Comment by anonzzzies
5 hours ago
It's very good (in our experience, YMMV of course) when/llm write prototype with python and then port automatically 1-1 to Rust for perf. We write prototypes in JS and Python and then it gets auto ported to Rust and we have been doing this for about 1 year for all our projects where it makes sense; in the past months it has been incredibly good with claude code; it is absolutely automatic; we run it in a loop until all (many handwritten in the original language) tests succeed.
IDK what's going on in your shop but that sounds like a terrible idea!
- Libraries don't necessarily map one-to-one from Python to Rust/etc.
- Paradigms don't map neatly; Python is OO, Rust leans more towards FP.

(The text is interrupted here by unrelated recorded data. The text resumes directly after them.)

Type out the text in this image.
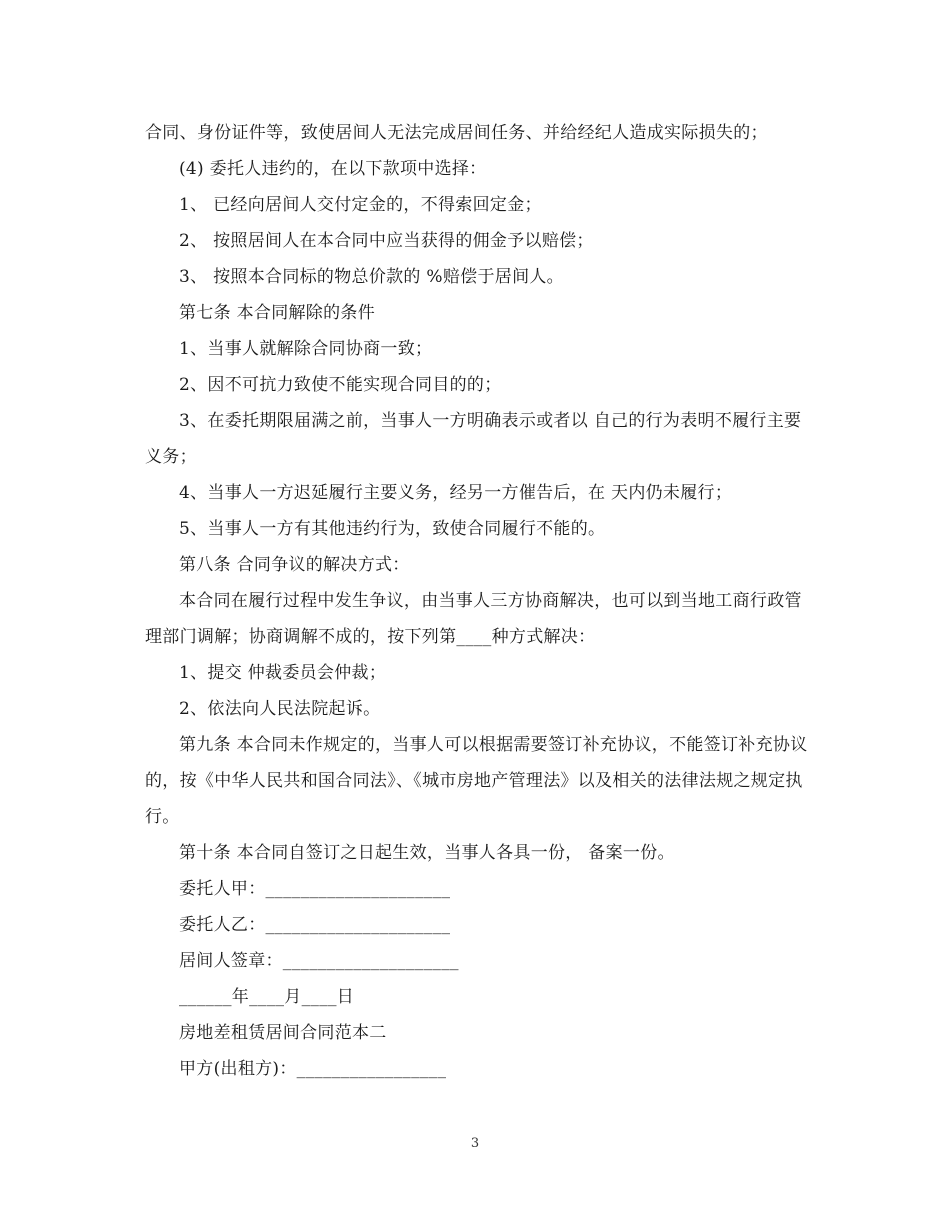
合同、身份证件等，致使居间人无法完成居间任务、并给经纪人造成实际损失的；

(4) 委托人违约的，在以下款项中选择：

1、 已经向居间人交付定金的，不得索回定金；

2、 按照居间人在本合同中应当获得的佣金予以赔偿；

3、 按照本合同标的物总价款的 %赔偿于居间人。

第七条 本合同解除的条件

1、当事人就解除合同协商一致；

2、因不可抗力致使不能实现合同目的的；

3、在委托期限届满之前，当事人一方明确表示或者以 自己的行为表明不履行主要义务；

4、当事人一方迟延履行主要义务，经另一方催告后，在 天内仍未履行；

5、当事人一方有其他违约行为，致使合同履行不能的。

第八条 合同争议的解决方式：

本合同在履行过程中发生争议，由当事人三方协商解决，也可以到当地工商行政管理部门调解；协商调解不成的，按下列第____种方式解决：

1、提交 仲裁委员会仲裁；

2、依法向人民法院起诉。

第九条 本合同未作规定的，当事人可以根据需要签订补充协议，不能签订补充协议的，按《中华人民共和国合同法》、《城市房地产管理法》以及相关的法律法规之规定执行。

第十条 本合同自签订之日起生效，当事人各具一份， 备案一份。

委托人甲：_____________________

委托人乙：_____________________

居间人签章：____________________

______年____月____日

房地差租赁居间合同范本二

甲方(出租方)：_________________

3
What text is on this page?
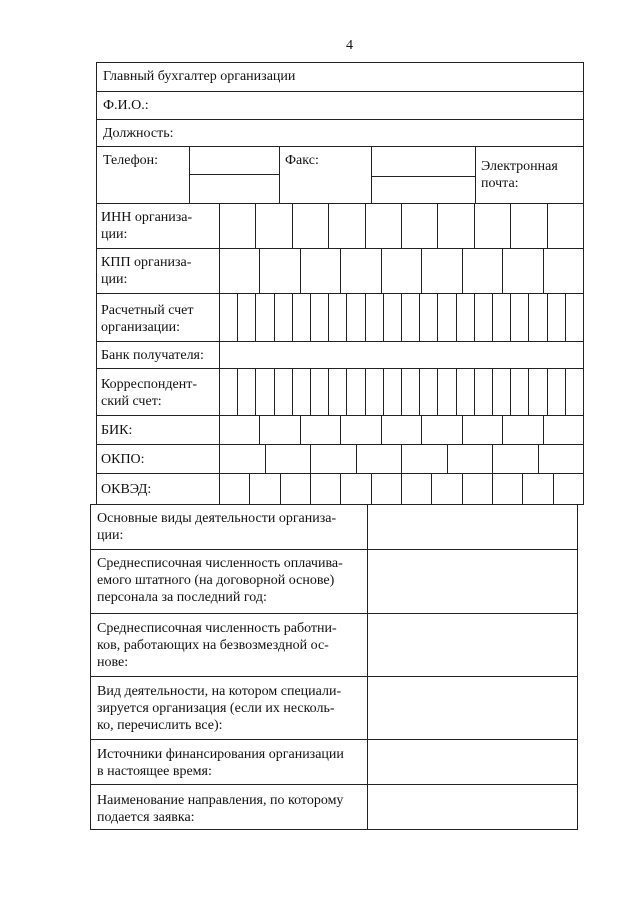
4
Главный бухгалтер организации
Ф.И.О.:
Должность:
Телефон:	Факс:	Электронная
почта:
ИНН организа-
ции:
КПП организа-
ции:
Расчетный счет
организации:
Банк получателя:
Корреспондент-
ский счет:
БИК:
ОКПО:
ОКВЭД:
Основные виды деятельности организа-
ции:
Среднесписочная численность оплачива-
емого штатного (на договорной основе)
персонала за последний год:
Среднесписочная численность работни-
ков, работающих на безвозмездной ос-
нове:
Вид деятельности, на котором специали-
зируется организация (если их несколь-
ко, перечислить все):
Источники финансирования организации
в настоящее время:
Наименование направления, по которому
подается заявка:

- Even if the code be re-written in Rust, it's probably not the most Rustic (?) approach or the most performant.
It doesn't map anything 1 to 1, it uses our guidelines and architecture for porting it which works well. I did say YMMV anyway; it works well for us.
Sorry, so basically you're saying there are two separate guidelines, one for Python and one for Rust, and you have the LLM write it first in Python and then Rust. But I still don't understand why it would be any better than writing the code in Rust in one go? Why "priming" it in Python would improve the result in any way?
Also, what happens when bug fixes are needed? Again first in Py and then in Rs?
Why not get it to write it in Rust in the first place?